Il faut environ cinq ans pour que le corps se répare totalement des dommages subis lors d’un burnout. La reprise du travail peut se faire avant mais combien voit-on de personnes s’arrêter à peine quelques mois, et s’empresser de reprendre une activité et d’oublier ce « passage à vide » ? Dans burnout il y a brûlure, combustion. Quelque chose en soi a été réduit en cendres, est parti en fumée. Il faut du temps pour se réparer, se reconnecter, retisser des liens avec soi. Le burnout est parfois une formidable opportunité pour remettre les compteurs à zéro et cesser cette fuite en avant. Nous ne pouvons pas nous fuir éternellement nous-mêmes, ce qui est nié en nous va continuer, légitimement, à demander à exister.

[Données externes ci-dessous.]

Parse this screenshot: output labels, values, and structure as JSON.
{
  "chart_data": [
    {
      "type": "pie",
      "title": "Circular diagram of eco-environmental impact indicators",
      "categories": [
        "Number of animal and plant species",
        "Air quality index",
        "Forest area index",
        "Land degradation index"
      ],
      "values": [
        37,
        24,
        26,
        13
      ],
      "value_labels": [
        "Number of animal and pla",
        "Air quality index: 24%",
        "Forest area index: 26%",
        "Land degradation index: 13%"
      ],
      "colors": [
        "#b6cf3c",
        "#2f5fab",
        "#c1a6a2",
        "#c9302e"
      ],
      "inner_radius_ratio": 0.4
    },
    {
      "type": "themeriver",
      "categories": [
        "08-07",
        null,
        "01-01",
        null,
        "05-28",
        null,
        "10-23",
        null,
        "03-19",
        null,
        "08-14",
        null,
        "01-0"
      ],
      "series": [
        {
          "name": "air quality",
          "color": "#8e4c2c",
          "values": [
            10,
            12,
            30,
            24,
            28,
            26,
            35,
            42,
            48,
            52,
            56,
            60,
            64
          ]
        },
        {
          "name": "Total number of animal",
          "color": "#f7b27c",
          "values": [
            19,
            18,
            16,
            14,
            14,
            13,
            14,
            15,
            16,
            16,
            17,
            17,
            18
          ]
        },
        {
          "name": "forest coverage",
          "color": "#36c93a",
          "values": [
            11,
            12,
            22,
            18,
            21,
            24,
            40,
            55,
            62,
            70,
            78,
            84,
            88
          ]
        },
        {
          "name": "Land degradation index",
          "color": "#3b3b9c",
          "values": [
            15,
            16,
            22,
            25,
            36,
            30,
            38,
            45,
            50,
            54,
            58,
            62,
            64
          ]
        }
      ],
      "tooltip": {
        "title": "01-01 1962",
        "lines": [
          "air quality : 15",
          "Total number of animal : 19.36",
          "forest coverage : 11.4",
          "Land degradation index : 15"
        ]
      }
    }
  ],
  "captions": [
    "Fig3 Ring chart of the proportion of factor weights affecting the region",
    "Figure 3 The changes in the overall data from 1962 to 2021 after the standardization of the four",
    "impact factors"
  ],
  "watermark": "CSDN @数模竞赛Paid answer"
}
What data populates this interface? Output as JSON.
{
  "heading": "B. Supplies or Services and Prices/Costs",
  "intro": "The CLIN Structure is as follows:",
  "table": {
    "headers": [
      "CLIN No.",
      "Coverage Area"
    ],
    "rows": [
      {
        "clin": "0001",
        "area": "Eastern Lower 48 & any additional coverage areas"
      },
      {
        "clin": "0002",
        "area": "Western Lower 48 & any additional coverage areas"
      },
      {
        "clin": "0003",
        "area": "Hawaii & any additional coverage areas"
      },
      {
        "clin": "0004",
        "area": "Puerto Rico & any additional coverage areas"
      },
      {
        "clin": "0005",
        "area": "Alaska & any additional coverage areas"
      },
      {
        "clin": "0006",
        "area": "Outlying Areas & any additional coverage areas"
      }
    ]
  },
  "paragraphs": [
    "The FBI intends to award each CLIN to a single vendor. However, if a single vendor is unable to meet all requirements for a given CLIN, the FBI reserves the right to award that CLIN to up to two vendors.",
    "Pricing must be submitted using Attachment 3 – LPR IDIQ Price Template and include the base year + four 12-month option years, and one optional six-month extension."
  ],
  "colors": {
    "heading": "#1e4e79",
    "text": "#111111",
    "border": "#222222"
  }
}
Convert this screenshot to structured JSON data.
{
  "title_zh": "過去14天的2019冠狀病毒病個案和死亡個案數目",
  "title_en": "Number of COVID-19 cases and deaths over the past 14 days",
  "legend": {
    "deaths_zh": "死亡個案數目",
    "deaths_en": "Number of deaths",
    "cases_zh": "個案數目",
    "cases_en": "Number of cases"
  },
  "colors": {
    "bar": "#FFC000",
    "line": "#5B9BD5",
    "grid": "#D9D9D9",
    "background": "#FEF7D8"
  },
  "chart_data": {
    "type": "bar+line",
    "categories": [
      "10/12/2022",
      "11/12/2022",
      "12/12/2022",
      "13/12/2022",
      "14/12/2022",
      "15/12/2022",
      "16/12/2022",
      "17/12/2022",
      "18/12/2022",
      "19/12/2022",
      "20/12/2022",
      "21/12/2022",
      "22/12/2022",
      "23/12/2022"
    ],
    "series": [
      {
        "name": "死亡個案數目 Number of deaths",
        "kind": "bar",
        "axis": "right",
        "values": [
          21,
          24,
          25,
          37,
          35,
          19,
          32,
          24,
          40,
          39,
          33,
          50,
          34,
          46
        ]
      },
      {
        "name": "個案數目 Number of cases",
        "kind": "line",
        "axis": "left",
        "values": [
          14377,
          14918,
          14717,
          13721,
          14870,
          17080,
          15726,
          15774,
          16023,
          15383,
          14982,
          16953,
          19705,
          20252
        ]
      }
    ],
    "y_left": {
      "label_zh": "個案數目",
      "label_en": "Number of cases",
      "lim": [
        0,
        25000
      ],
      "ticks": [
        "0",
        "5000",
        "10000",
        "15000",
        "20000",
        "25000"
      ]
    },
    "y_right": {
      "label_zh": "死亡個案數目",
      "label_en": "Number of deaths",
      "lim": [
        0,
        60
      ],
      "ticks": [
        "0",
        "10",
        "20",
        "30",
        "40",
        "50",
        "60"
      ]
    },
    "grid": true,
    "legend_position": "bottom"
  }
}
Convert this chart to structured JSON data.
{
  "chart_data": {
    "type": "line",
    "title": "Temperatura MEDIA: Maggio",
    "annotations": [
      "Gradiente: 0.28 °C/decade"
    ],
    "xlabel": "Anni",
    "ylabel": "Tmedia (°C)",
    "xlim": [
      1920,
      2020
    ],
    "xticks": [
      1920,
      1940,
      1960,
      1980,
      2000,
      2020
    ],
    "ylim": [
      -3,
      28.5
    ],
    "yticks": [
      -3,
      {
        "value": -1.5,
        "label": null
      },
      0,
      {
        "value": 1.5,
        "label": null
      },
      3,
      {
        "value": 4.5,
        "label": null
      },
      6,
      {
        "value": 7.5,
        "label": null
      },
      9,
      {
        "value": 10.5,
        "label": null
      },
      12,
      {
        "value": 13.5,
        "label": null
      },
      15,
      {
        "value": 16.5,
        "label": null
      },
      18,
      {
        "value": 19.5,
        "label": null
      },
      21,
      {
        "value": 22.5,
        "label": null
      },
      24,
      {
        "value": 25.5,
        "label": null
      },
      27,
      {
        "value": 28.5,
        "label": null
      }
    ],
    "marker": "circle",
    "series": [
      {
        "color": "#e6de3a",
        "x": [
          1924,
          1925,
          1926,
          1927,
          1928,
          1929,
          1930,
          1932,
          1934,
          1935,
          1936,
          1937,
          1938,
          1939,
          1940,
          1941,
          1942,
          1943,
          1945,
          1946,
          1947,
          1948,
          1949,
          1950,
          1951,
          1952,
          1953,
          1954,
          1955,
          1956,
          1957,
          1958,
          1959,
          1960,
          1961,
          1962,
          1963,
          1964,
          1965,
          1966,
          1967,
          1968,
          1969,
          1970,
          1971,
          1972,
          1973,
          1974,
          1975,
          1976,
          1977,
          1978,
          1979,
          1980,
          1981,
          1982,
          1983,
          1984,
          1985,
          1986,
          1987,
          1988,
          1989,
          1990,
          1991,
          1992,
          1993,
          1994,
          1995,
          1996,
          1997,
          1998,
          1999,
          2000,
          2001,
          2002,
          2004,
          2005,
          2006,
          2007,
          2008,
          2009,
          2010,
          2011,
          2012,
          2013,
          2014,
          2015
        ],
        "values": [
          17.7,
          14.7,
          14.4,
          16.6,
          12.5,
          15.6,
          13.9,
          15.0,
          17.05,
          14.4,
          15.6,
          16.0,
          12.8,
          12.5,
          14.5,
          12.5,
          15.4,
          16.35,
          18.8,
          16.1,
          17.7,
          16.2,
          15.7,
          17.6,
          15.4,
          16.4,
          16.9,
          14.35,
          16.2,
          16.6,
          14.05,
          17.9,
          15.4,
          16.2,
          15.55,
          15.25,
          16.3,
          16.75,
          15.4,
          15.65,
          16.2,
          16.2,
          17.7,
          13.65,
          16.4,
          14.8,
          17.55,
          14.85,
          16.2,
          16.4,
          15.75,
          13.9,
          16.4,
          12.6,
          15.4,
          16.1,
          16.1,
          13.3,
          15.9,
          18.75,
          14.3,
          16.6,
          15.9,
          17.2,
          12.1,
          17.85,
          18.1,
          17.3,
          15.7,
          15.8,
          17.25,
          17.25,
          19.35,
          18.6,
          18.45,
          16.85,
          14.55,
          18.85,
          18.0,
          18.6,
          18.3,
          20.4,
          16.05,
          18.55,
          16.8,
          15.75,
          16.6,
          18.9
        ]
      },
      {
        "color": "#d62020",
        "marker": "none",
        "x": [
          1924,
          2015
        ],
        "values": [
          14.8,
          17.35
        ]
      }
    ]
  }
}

L’entreprise et sa culture
Nous devrions globalement interroger la valeur travail que nous alimentons. Aux États-Unis les heures passées au bureau en dehors de celles mentionnées sur le contrat de travail sont mal considérées. La culture d’entreprise américaine va en effet estimer que l’employé montre qu’il n’est pas en capacité d’effectuer le travail demandé dans le temps imparti. En France en revanche les heures sup’ sont bien vues. Trop peut-être. C’est parfois une obligation de rester tard à son poste, n’ayant plus rien à faire, plutôt que de déserter l’entreprise aux heures contractuelles. Il ne faut surtout pas être le premier ou la première à partir ! Il faut montrer que l’on travaille, quitte à faire semblant si nécessaire, mais surtout ne pas avoir l’air pressé de s’en aller (parce qu’on a une vie à vivre par exemple). Tant que nous valoriserons les marche ou crève au travail, fiers de trop en faire, et que nous les érigerons en modèles, nous nous exposerons à des abus et à de la souffrance.
Heureusement pour nous, la nouvelle génération qui pénètre le marché de l’emploi ne se laisse plus faire. Pour exemple le nombre de stagiaires abandonnant leur fonctions jugées inadaptées ou dévalorisantes a fortement augmenté ces dernières années. Finies les photocopies et les cafetières à préparer. Les jeunes ne marchent plus dans l’exploitation de ce jeu de dupe. Ils veulent du sens, se sentir utiles, avoir du temps pour eux, pour vivre autre chose. Travailler pour vivre et non pas vivre pour travailler.